Last year, a report by UC Berkeley’s Warren Institute estimated that nationwide, some 3,600 US Citizens were apprehended by ICE due to S-Comm since the program’s start and also found S-Comm was disproportionately targeting Latinos.
 
Under the program, the fingerprints of everyone arrested – even survivors of domestic violence arrested with their abusers – are automatically sent to ICE. Immigration officials then pressure local governments to hold immigrant community members in jail for extra time, at local expense, so that ICE can pick up the individuals for deportation. However, these “hold” requests are clearly voluntary under federal law.

Today’s vote falls one week after Washington, DC became the latest in a string of local governments across the country to adopt policies similar to the TRUST Act and also comes days after the California Catholic Conference – which consists of all ten of the state’s Catholic Bis – publicly announced its strong support for the bill.
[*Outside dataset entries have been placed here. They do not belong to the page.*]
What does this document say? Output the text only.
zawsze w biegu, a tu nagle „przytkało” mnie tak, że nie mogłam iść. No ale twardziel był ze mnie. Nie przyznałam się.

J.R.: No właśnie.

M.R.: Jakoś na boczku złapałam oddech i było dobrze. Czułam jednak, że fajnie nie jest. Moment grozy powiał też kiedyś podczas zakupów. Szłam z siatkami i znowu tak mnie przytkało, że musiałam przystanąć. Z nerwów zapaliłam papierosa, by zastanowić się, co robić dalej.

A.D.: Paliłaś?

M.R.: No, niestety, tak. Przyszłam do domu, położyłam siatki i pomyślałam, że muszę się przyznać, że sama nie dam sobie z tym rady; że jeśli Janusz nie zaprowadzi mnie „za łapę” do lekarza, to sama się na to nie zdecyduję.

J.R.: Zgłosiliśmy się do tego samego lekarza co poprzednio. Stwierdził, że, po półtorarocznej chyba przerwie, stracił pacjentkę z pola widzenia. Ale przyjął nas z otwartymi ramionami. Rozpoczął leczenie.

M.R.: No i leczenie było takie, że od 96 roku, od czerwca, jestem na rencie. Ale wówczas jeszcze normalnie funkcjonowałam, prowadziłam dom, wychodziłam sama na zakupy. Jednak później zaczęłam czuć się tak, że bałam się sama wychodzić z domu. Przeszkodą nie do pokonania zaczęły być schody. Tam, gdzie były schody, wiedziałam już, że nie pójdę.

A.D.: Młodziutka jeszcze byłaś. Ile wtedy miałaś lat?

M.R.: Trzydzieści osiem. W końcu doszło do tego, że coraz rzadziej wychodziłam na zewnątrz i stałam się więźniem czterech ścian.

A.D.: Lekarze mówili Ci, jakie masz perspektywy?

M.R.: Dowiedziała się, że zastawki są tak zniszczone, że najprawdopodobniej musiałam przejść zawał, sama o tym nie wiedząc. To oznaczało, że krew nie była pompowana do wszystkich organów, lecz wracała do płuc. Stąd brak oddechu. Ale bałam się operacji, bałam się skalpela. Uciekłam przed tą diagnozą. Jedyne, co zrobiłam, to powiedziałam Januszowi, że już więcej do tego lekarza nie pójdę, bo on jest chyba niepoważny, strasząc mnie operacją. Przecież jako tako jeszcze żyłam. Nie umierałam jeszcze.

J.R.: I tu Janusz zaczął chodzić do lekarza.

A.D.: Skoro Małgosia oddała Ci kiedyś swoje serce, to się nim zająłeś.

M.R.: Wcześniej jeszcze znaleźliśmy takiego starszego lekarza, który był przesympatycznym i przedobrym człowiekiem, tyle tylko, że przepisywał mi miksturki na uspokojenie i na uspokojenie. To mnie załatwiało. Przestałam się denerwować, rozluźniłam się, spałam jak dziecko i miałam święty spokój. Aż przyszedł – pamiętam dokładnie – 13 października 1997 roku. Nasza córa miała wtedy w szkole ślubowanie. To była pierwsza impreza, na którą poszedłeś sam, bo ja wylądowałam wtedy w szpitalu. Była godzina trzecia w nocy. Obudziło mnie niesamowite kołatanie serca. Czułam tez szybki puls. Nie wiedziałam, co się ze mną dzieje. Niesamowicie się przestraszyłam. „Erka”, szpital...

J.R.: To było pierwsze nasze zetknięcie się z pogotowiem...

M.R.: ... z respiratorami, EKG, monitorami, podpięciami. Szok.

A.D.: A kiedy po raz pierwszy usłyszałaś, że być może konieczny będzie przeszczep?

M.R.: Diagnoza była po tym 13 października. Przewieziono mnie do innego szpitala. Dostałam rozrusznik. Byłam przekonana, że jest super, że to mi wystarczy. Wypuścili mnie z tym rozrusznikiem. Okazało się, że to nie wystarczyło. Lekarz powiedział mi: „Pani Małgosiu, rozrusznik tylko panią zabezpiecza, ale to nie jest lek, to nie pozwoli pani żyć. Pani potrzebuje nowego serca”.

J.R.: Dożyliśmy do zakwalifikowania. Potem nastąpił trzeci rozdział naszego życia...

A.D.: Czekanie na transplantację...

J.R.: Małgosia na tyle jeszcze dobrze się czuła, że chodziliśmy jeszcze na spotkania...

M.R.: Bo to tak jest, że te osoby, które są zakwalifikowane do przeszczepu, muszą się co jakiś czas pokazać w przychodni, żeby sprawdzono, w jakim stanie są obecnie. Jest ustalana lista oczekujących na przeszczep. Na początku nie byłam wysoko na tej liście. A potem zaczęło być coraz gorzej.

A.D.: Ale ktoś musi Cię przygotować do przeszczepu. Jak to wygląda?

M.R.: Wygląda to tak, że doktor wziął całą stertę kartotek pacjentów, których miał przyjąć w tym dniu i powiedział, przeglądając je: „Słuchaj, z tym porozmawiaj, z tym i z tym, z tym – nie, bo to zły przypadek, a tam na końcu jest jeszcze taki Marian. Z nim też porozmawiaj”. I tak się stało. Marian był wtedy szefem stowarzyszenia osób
Over one hundred community members from around the state attended today’s hearing in support of the bill. 

About the TRUST Act: In 2011, the first version of the bill passed both the California Assembly (47-26) and the Senate Public Safety Committee (5-2). The bill originally sought to modify California’s agreement with the federal government over S-Comm to curb the program’s well-documented abuses. However, in a stunning display of bad faith, ICE shredded all state agreements last year, but claimed states still needed to send fingerprints. ICE’s surprise maneuver spurred a months-long process of consultation with groups across the state, resulting in the focus on ICE’s burdensome “hold” requests.